I think the catch there is that your "login endpoint" is still relying on the user's browser to get the code. The cognito endpoint returns a redirect to the user, and it is on them to follow it. So, the "code=foo" is visible to the user. If the user wants, they can try to prevent following the redirect and use that code directly.

That is, between each of your bullet points, there is a request by the user's browser. You do a request to the cognito hosted UI, it returns a code to the browser through a redirect to a webpage that is in it's "allowed list." The idea is that your "allowed list" includes a "login endpoint," but in all cases the code goes back to the user and it is on their browser to send that to the specified page.

I'm asserting that you can have javascript in the main web app that can use the "fetch" api in the browser to exchange a code for a token. That mostly hides it from accidental disclosure.

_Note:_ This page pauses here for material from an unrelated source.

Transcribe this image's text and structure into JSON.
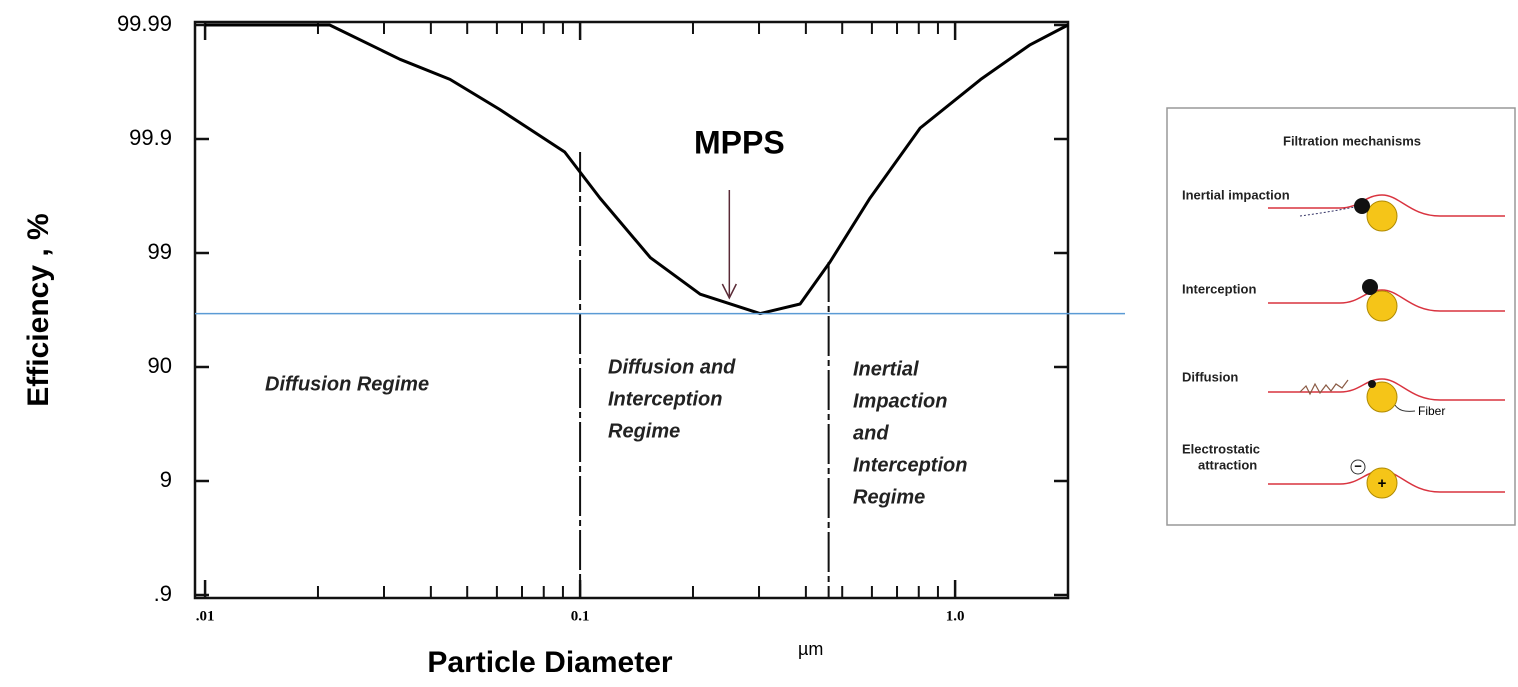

And it makes it so that you don't have to have a special HTTP endpoint with another redirect in there setting cookies. (I'm assuming you'd set local storage or cookies with the fetch data.)

Right? Does that make sense?


Yes, the user can still share their access code if they really want to. That’s like them sharing their password.

What I’m trying to prevent, while adhering to general authN best practices, is a user accidentally or unknowingly sharing their access code because they copied the address in their browser bar/history and sent it to someone. If they jump through hoops to share it there is nothing I can do to stop it. But the default Cognito footgun I’m mentioning is that the code ends up in their browser window in a way that could be easily copy and pasted without them knowing why they shouldn’t do that.


Makes sense, I think.

I don't think you need another endpoint that will respond with cookie commands?

On your page, the one that got the "?code=foo" payload, you can use javascript on your site and make another call to the backend to get the tokens. The same javascript code should clear the URL so that a naive copy/paste doesn't get it.

This is in contrast to having another server side endpoint that can set cookies on another http redirect response to the user. One that has to be in the same domain as your application, for the cookie to set correctly.

This will leak the "code=foo" in any access logs surrounding the user. But, that is already in the user's history and already happened. Is why cognito goes out of their way to make "foo" one-time use.


The specific challenge with authz in the app layer is that different apps can have different access models with varying complexity, especially the more granular you get (e.g. implementing fine grained access to specific objects/resources - like Google Docs).

Personally, I think a rebac (relationship/graph based) approach works best for apps because permissions in applications are mostly relational and/or hierarchical (levels of groups). There are authz systems out there such as Warrant https://warrant.dev/ (I'm a founder) in which you can define a custom access model as a schema and enforce it in your app.


My concerns there are usually that data duplication for various reasons makes a ton of sense in an application. Replicating the permissions system throughout all of this duplication is usually tough, even if you do know the schema well.

Worse, though, often times applications are learning their schema as they go. This is the key benefit of "schemaless" approaches. Anything that adds friction to a schema in the system is likely to get shaken off due to slowing the teams down.

I do agree that resource approaches are the best. I try and boil it down to flat access lists for resources based on ID. Any application call that uses an ID gets checked against access lists for that ID.

I will fully grant that, if you are building a system where you do know the schema very well, then this changes.

Pulling this back to Open ID and friends, I am growing rather disillusioned with the "scope" tag on access_tokens to control this. I love the idea of being able to scope down access. I do not like the idea of leaning on that, too heavily.